Hello,
I'm using BeautifulSoup to do some screen-scraping. My problem is this: I need to extract specific things out of a paragraph. An example:
<p><b><a href="/name/abe">ABE</a></b> <font class="masc">m</font> <font class="info"><a href="/nmc/eng.php" class="usg">English</a>, <a href="/nmc/jew.php" class="usg">Hebrew</a></font><br />Short form of <a href="/name/abraham" class="nl">ABRAHAM</a>
Out of this paragraph, I'm able to extract the name ABE as follows:
for pFound in soup.findAll('p'):
print pFound
#will get the names
x = pFound.find('a').renderContents()
print x
Now my problem is to extract the other name as well, in the same paragraph.

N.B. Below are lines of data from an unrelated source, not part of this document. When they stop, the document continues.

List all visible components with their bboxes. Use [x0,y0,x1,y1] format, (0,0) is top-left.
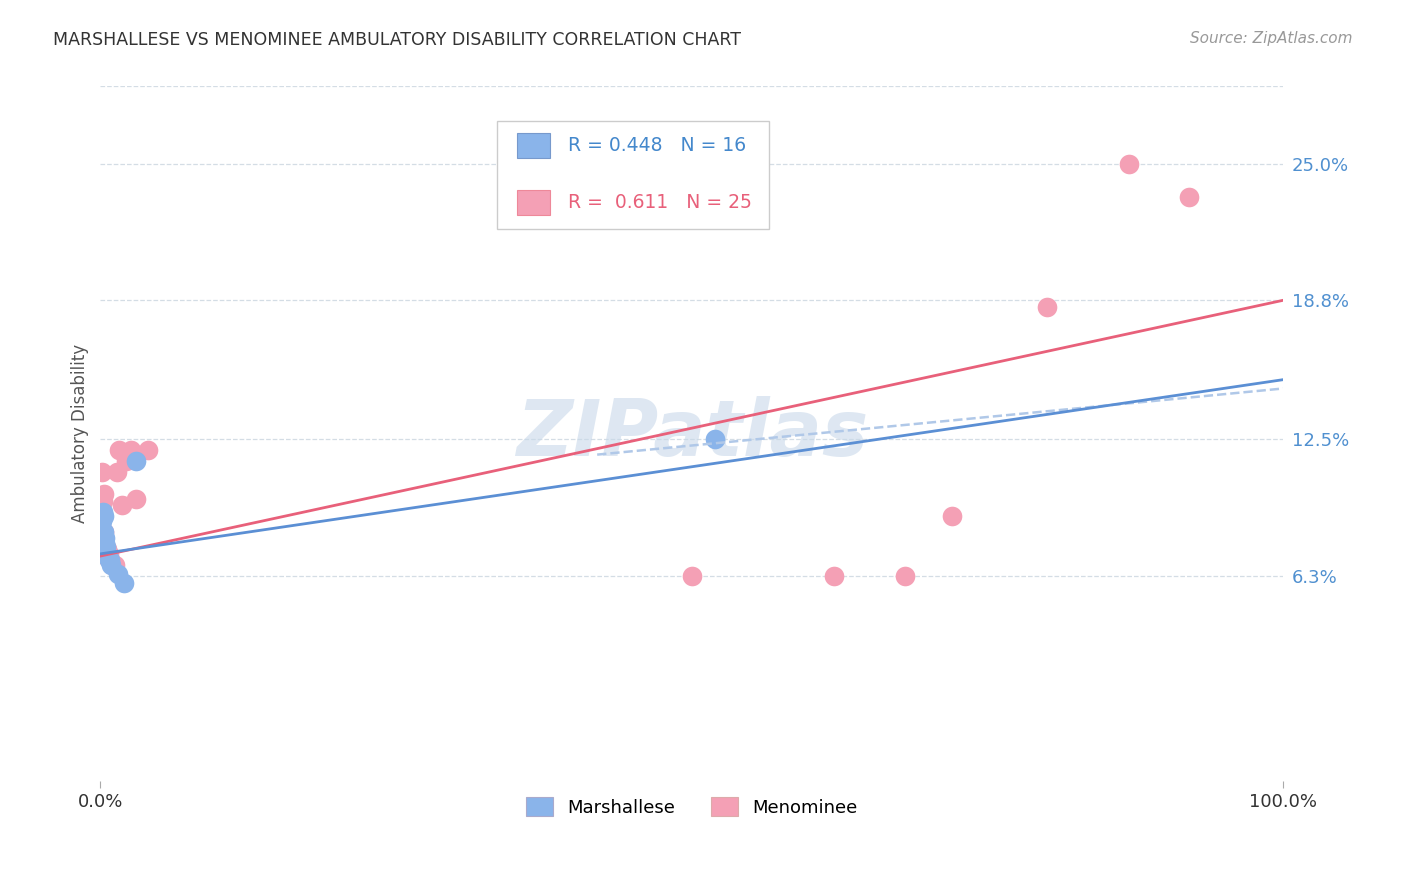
Point [105,465,128,479]
Point [136,443,159,458]
Point [1118,156,1140,170]
Point [112,575,135,590]
Point [107,566,129,581]
Point [93,524,115,539]
Point [111,499,134,513]
Text: Source: ZipAtlas.com: Source: ZipAtlas.com [1189,31,1353,46]
Point [96,542,118,557]
Point [98,553,121,567]
Point [97,553,120,567]
Point [1035,300,1057,314]
Point [93,509,115,524]
Point [97,547,120,561]
Y-axis label: Ambulatory Disability: Ambulatory Disability [72,344,89,524]
Point [93,487,115,501]
Point [94,532,117,546]
Point [704,432,727,446]
Point [100,558,122,572]
Text: R = 0.448   N = 16: R = 0.448 N = 16 [568,136,745,155]
Point [91,505,114,519]
Point [91,494,114,508]
Point [115,454,138,468]
Point [941,509,963,524]
Text: ZIPatlas: ZIPatlas [516,396,868,472]
Legend: Marshallese, Menominee: Marshallese, Menominee [519,790,865,824]
Point [681,569,703,583]
Point [94,544,117,558]
Point [120,443,142,458]
Point [90,465,112,479]
FancyBboxPatch shape [496,121,769,228]
Point [93,524,115,539]
Point [125,454,148,468]
Point [94,536,117,550]
Point [823,569,845,583]
Point [1177,189,1199,203]
FancyBboxPatch shape [517,133,550,158]
Point [90,514,112,528]
Point [98,553,121,567]
Point [103,558,125,572]
Text: MARSHALLESE VS MENOMINEE AMBULATORY DISABILITY CORRELATION CHART: MARSHALLESE VS MENOMINEE AMBULATORY DISA… [53,31,741,49]
Point [96,547,118,561]
Text: R =  0.611   N = 25: R = 0.611 N = 25 [568,193,751,211]
Point [96,549,118,563]
Point [108,443,131,458]
Point [101,558,124,572]
Point [893,569,915,583]
Point [125,491,148,506]
Point [96,541,118,555]
Point [96,549,118,563]
FancyBboxPatch shape [517,190,550,215]
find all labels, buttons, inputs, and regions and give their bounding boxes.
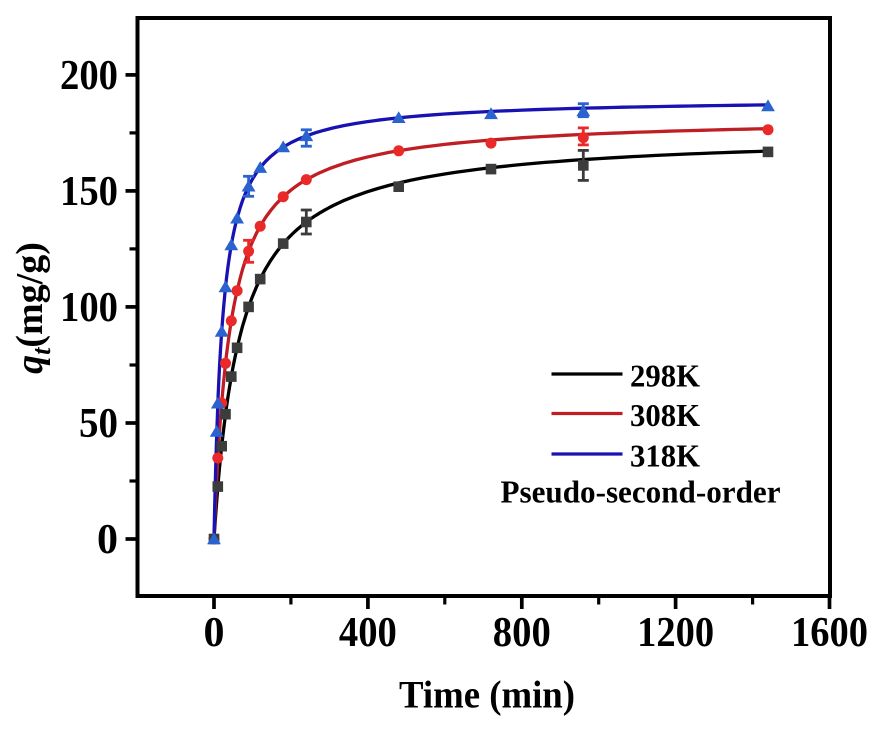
svg-text:1600: 1600 (791, 610, 868, 656)
svg-text:318K: 318K (630, 438, 700, 474)
svg-text:100: 100 (60, 285, 118, 331)
svg-text:50: 50 (79, 401, 118, 447)
svg-text:200: 200 (60, 53, 118, 99)
svg-text:800: 800 (493, 610, 551, 656)
svg-text:0: 0 (204, 610, 225, 656)
svg-text:1200: 1200 (637, 610, 714, 656)
svg-text:0: 0 (97, 517, 118, 563)
svg-text:Time (min): Time (min) (399, 674, 575, 717)
svg-text:qt(mg/g): qt(mg/g) (9, 242, 56, 374)
svg-text:308K: 308K (630, 397, 700, 433)
svg-text:Pseudo-second-order: Pseudo-second-order (501, 474, 781, 510)
svg-text:150: 150 (60, 169, 118, 215)
svg-text:400: 400 (339, 610, 397, 656)
svg-text:298K: 298K (630, 358, 700, 394)
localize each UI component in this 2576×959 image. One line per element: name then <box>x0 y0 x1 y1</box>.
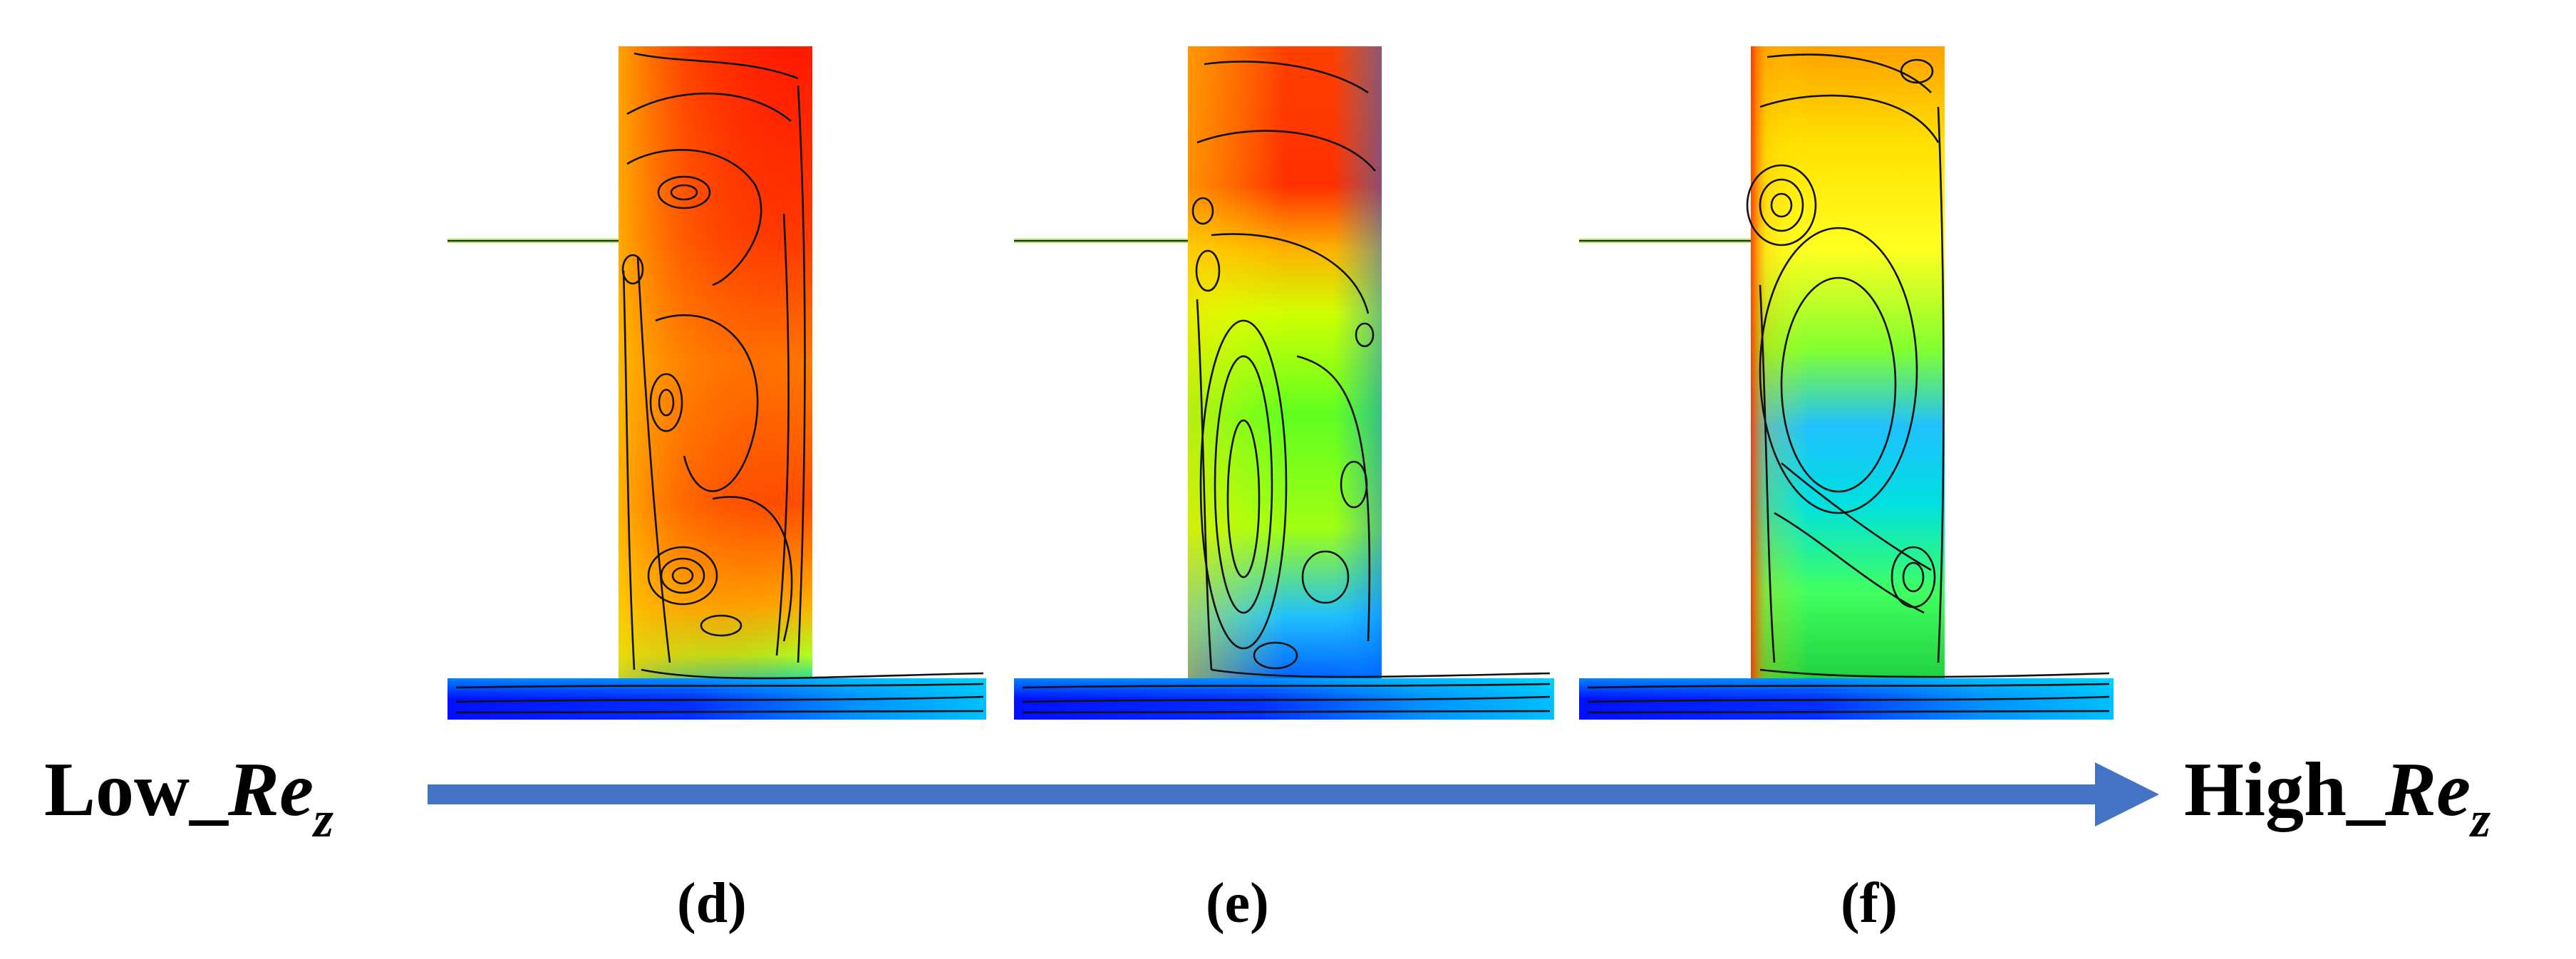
high-rez-label: High_Rez <box>2184 747 2491 848</box>
caption-e: (e) <box>1206 872 1269 935</box>
panel-d <box>448 46 986 720</box>
panel-f <box>1579 46 2114 720</box>
panel-e <box>1014 46 1554 720</box>
caption-d: (d) <box>677 872 747 935</box>
low-rez-label: Low_Rez <box>44 747 334 848</box>
panel-f-streamlines <box>1587 53 2110 714</box>
caption-f: (f) <box>1841 872 1898 935</box>
panel-e-streamlines <box>1022 61 1551 714</box>
panel-d-streamlines <box>455 52 984 714</box>
reynolds-arrow <box>428 762 2159 826</box>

Short form of <a href="/name/abraham" class="nl">ABRAHAM</a>
I need to extract this only if the tag a is preceded by the text "Short form of"
Any ideas on how to do this? There are many such paragraphs in the HTML page, and not all of them have the text "Short form of" They might contain some other text in that place.
I think that some combination of regex and findNext() may be useful, but i'm not familiar with BeautifulSoup. Ended up wasting quite a lot of time.
Any help would be appreciated. Thanks.